Ähnlich äußerte sich Lindner später auch in einem Interview mit den Tagesthemen. Dabei ging er auch auf seine persönliche Lage ein. Er sagte: „Natürlich musste und muss ich mich prüfen. Ich bin immerhin eines der Gesichter der gescheiterten Ampelkoalition. Und ich stecke jetzt mit meiner Partei auch in dieser äußerst schwierigen Situation.“ Lindner weiter: „Aber ich glaube, dass die politische Entscheidung, die ich verantworte, unverändert richtig ist. Diese Entscheidung war: Es muss eine andere Politik geben - oder die Wähler müssen neu wählen.“ Er trage „die Gesamtverantwortung für die FDP - und zu der bekenne ich mich auch“, sagte er.

Über das Papier sagte Lindner noch: „Aber es war eben auch nur ein Arbeitspapier, und es war niemals Gegenstand von Gremien. Es ist dann in die Öffentlichkeit geraten durch Indiskretionen. Das bedauere ich zutiefst, weil hier ein ganz falscher Eindruck von der FDP und ihren Motiven entstanden ist. Uns ging es um unser Land.“

SPD-Generalsekretär Matthias Miersch sagte kurz nach der Bekanntgabe des Rücktritts von FDP-Generalsekretär Djir-Sarai, dieser sei ein „durchschaubares Bauernopfer“. Der Schritt sei erfolgt, „um die Verantwortung von FDP-Chef Christian Lindner abzulenken“.

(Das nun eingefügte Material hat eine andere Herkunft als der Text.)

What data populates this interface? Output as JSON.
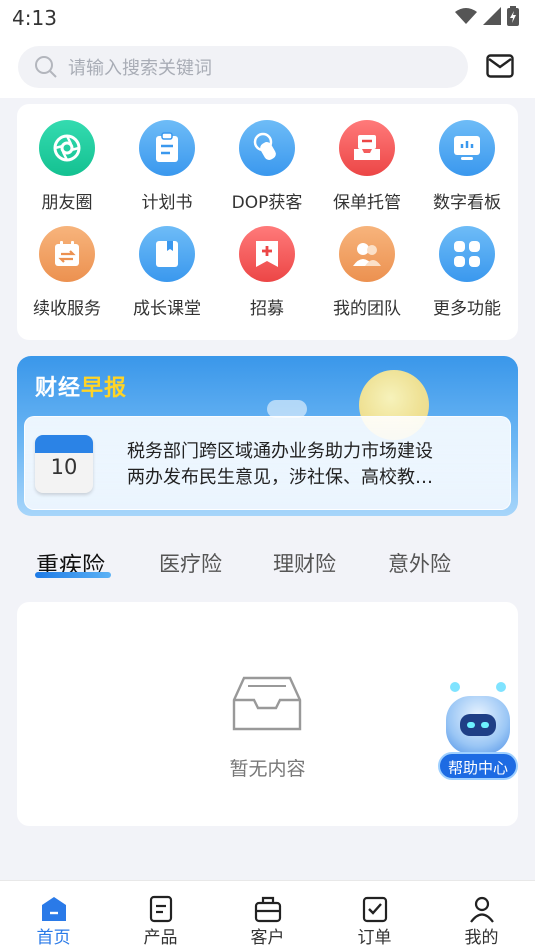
{
  "status_bar": {
    "time": "4:13"
  },
  "search": {
    "placeholder": "请输入搜索关键词"
  },
  "grid": [
    {
      "label": "朋友圈",
      "icon": "aperture-icon",
      "color": "#1fcf9f"
    },
    {
      "label": "计划书",
      "icon": "clipboard-icon",
      "color": "#4aa7f3"
    },
    {
      "label": "DOP获客",
      "icon": "touch-icon",
      "color": "#4aa7f3"
    },
    {
      "label": "保单托管",
      "icon": "inbox-icon",
      "color": "#f25858"
    },
    {
      "label": "数字看板",
      "icon": "dashboard-icon",
      "color": "#4aa7f3"
    },
    {
      "label": "续收服务",
      "icon": "calendar-renew-icon",
      "color": "#f0a264"
    },
    {
      "label": "成长课堂",
      "icon": "book-icon",
      "color": "#4aa7f3"
    },
    {
      "label": "招募",
      "icon": "plus-bookmark-icon",
      "color": "#f25858"
    },
    {
      "label": "我的团队",
      "icon": "team-icon",
      "color": "#f0a264"
    },
    {
      "label": "更多功能",
      "icon": "apps-icon",
      "color": "#4aa7f3"
    }
  ],
  "news": {
    "title_main": "财经",
    "title_highlight": "早报",
    "calendar_day": "10",
    "line1": "税务部门跨区域通办业务助力市场建设",
    "line2": "两办发布民生意见，涉社保、高校教…"
  },
  "tabs": [
    {
      "label": "重疾险",
      "active": true
    },
    {
      "label": "医疗险",
      "active": false
    },
    {
      "label": "理财险",
      "active": false
    },
    {
      "label": "意外险",
      "active": false
    }
  ],
  "empty": {
    "text": "暂无内容"
  },
  "help": {
    "label": "帮助中心"
  },
  "bottom_nav": [
    {
      "label": "首页",
      "icon": "home-icon",
      "active": true
    },
    {
      "label": "产品",
      "icon": "document-icon",
      "active": false
    },
    {
      "label": "客户",
      "icon": "briefcase-icon",
      "active": false
    },
    {
      "label": "订单",
      "icon": "check-square-icon",
      "active": false
    },
    {
      "label": "我的",
      "icon": "user-icon",
      "active": false
    }
  ],
  "colors": {
    "accent": "#2a7ae8",
    "highlight": "#ffd426"
  }
}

Schon zuvor hatte Miersch Lindner persönlich zu einer Entschuldigung aufgefordert. „Solch ein verantwortungsloses Handeln zerstört das Vertrauen der Bürgerinnen und Bürger in die demokratischen Institutionen“, sagte er dem Redaktionsnetzwerk Deutschland über die aus seiner Sicht „zynisch“ formulierten Ausstiegspläne. SPD-Chef Lars Klingbeil schrieb auf der Plattform X: „Es ist gut, dass langsam alles herauskommt und die Bürger sich ein Bild machen können.“

Bundeskanzler Olaf Scholz (SPD) fühle sich in seinem Schritt, Lindner als Finanzminister zu entlassen, „durch die aktuellen Veröffentlichungen in seiner Entscheidung bestätigt“, sagte der stellvertretende Regierungssprecher Wolfgang Büchner. Keine Angaben machte der Sprecher zur Frage, ob Scholz vor der Bekanntgabe von Lindners Entlassung über den Strategieplan der FDP informiert gewesen war. Auch zum Rücktritt Djir-Sarais äußerte er sich nicht.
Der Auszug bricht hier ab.